I try to create possible patterns of character-doubling for the actors, to exploit this necessity in a way that make theatrical sense, either by deliberate contrast of personalities, or by implying an underlying association. A suitable point must be found to place the interval in the play, at a moment of dramatic change and decision, and which makes an audience want to know what will happen in Act 2.

I believe language is very important. I try to use the rhythms and imagery of the novelist wherever possible, the special features of language which bring colour and life via speech. I try to build dialogue, conversation, argument and commentary from these. I try to avoid the trap of merely quoting lengthy descriptions of scenes, incidents and individuals: I prefer to show action and activity, and to employ non-naturalistic theatrical "short-hand" - multiple images of overlapping realities (see the treatment of Daftie Andy’s rampage).

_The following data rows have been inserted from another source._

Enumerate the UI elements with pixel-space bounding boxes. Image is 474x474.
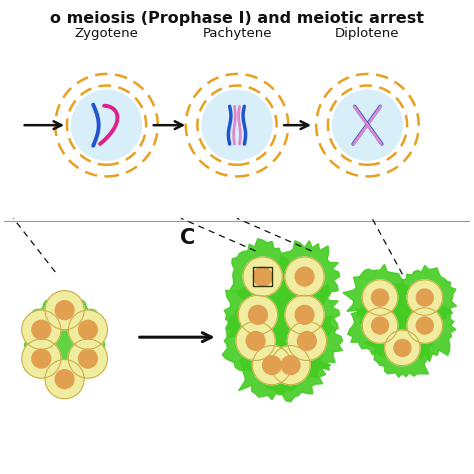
Circle shape bbox=[416, 317, 433, 334]
Circle shape bbox=[45, 291, 84, 330]
Polygon shape bbox=[343, 264, 414, 328]
Circle shape bbox=[202, 90, 272, 160]
Circle shape bbox=[271, 346, 310, 385]
Circle shape bbox=[68, 339, 108, 378]
Circle shape bbox=[248, 305, 267, 324]
Text: C: C bbox=[181, 228, 196, 248]
Circle shape bbox=[55, 370, 74, 389]
Circle shape bbox=[385, 330, 420, 365]
Polygon shape bbox=[365, 316, 433, 377]
Circle shape bbox=[407, 308, 443, 343]
Polygon shape bbox=[274, 307, 343, 379]
Circle shape bbox=[372, 289, 389, 306]
Circle shape bbox=[79, 320, 97, 339]
Circle shape bbox=[32, 349, 51, 368]
Polygon shape bbox=[270, 279, 339, 347]
Circle shape bbox=[79, 349, 97, 368]
Text: Pachytene: Pachytene bbox=[202, 27, 272, 40]
Circle shape bbox=[22, 310, 61, 349]
Polygon shape bbox=[224, 281, 295, 346]
Polygon shape bbox=[348, 295, 414, 357]
Circle shape bbox=[253, 267, 272, 286]
Circle shape bbox=[333, 90, 402, 160]
Circle shape bbox=[285, 295, 324, 334]
Circle shape bbox=[238, 295, 278, 334]
Polygon shape bbox=[24, 296, 105, 378]
Circle shape bbox=[246, 331, 265, 350]
Text: o meiosis (Prophase I) and meiotic arrest: o meiosis (Prophase I) and meiotic arres… bbox=[50, 11, 424, 26]
Circle shape bbox=[285, 257, 324, 296]
Text: Zygotene: Zygotene bbox=[74, 27, 138, 40]
Circle shape bbox=[281, 356, 300, 374]
Circle shape bbox=[416, 289, 433, 306]
Circle shape bbox=[263, 356, 282, 374]
Circle shape bbox=[362, 280, 398, 315]
Circle shape bbox=[236, 321, 275, 361]
Circle shape bbox=[362, 308, 398, 343]
Circle shape bbox=[243, 257, 282, 296]
Polygon shape bbox=[270, 241, 339, 309]
Circle shape bbox=[68, 310, 108, 349]
Bar bbox=[253, 267, 272, 286]
Circle shape bbox=[394, 339, 411, 356]
Circle shape bbox=[295, 305, 314, 324]
Circle shape bbox=[252, 346, 292, 385]
Text: Diplotene: Diplotene bbox=[335, 27, 400, 40]
Circle shape bbox=[407, 280, 443, 315]
Circle shape bbox=[298, 331, 316, 350]
Polygon shape bbox=[254, 332, 331, 401]
Polygon shape bbox=[230, 239, 299, 311]
Circle shape bbox=[45, 360, 84, 399]
Circle shape bbox=[295, 267, 314, 286]
Circle shape bbox=[72, 90, 141, 160]
Polygon shape bbox=[222, 306, 288, 374]
Polygon shape bbox=[391, 265, 456, 329]
Polygon shape bbox=[392, 292, 456, 362]
Circle shape bbox=[22, 339, 61, 378]
Circle shape bbox=[287, 321, 327, 361]
Circle shape bbox=[372, 317, 389, 334]
Polygon shape bbox=[237, 327, 305, 400]
Circle shape bbox=[55, 301, 74, 319]
Circle shape bbox=[32, 320, 51, 339]
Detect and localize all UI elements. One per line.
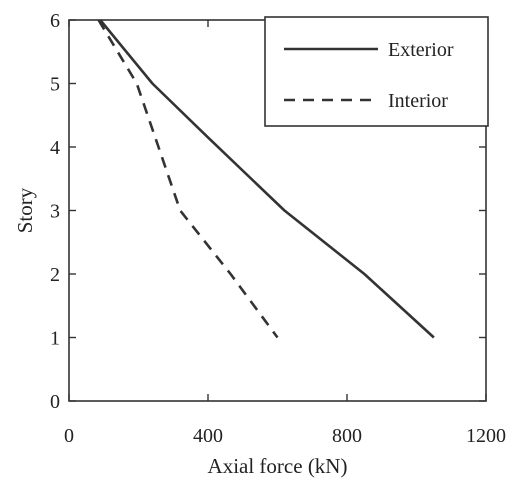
x-axis-label: Axial force (kN) [208,454,348,478]
legend-label-exterior: Exterior [388,39,454,61]
legend-box [264,16,489,127]
y-tick-label: 6 [50,10,60,32]
x-tick-label: 1200 [466,425,506,447]
series-line-exterior [99,19,435,339]
legend: Exterior Interior [264,16,489,127]
y-tick-label: 0 [50,391,60,413]
x-tick-label: 0 [64,425,74,447]
series-lines [97,19,435,339]
y-tick-label: 1 [50,328,60,350]
y-axis-label: Story [13,187,37,233]
x-tick-label: 800 [332,425,362,447]
tick-labels: 0 400 800 1200 0 1 2 3 4 5 6 [50,10,506,447]
y-tick-label: 2 [50,264,60,286]
y-tick-label: 4 [50,137,60,159]
y-tick-label: 3 [50,201,60,223]
y-tick-label: 5 [50,74,60,96]
x-tick-label: 400 [193,425,223,447]
legend-label-interior: Interior [388,90,448,112]
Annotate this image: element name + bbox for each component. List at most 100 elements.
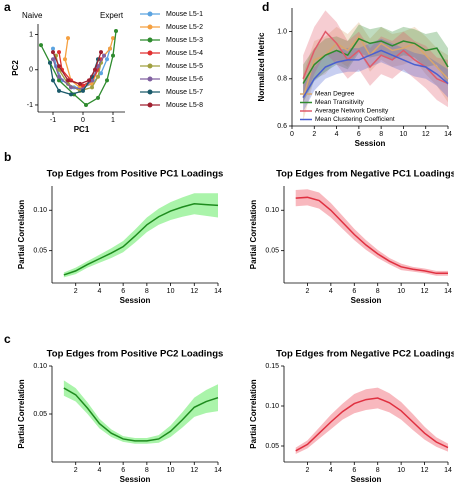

I don't shy away from inventing dialogue "in the style of" the novelist, if it's theatrically just; and I'm interested in coaxing verse or at least a consciously heightened and lyrical speech, from descriptive narrative. These sometimes become songs.

Sometimes it makes theatrical sense to shift the order of incidents to make a stronger impact - or simply to make things more easily understood. The play uses an open, fluid stage to travel freely and instantly in time and place, from Blawearie’s kitchen to the moor by the loch to Kinraddie kirk and anywhere else that the story has to go.

Theatre is collaborative: it's vital that all involved understand this, and that nobody' s contribution is beyond discussion and comment. Adapters - writers - must be ready to be flexible and open to suggestion and requests; prepared to explain in small detail what you're aiming for, and to deal with other contributors whose skills are not literary - but whose creative instincts can be very powerful.

A large part of an actor’s work is in the space between the words, and behind the words. A writer should recognize that possibility.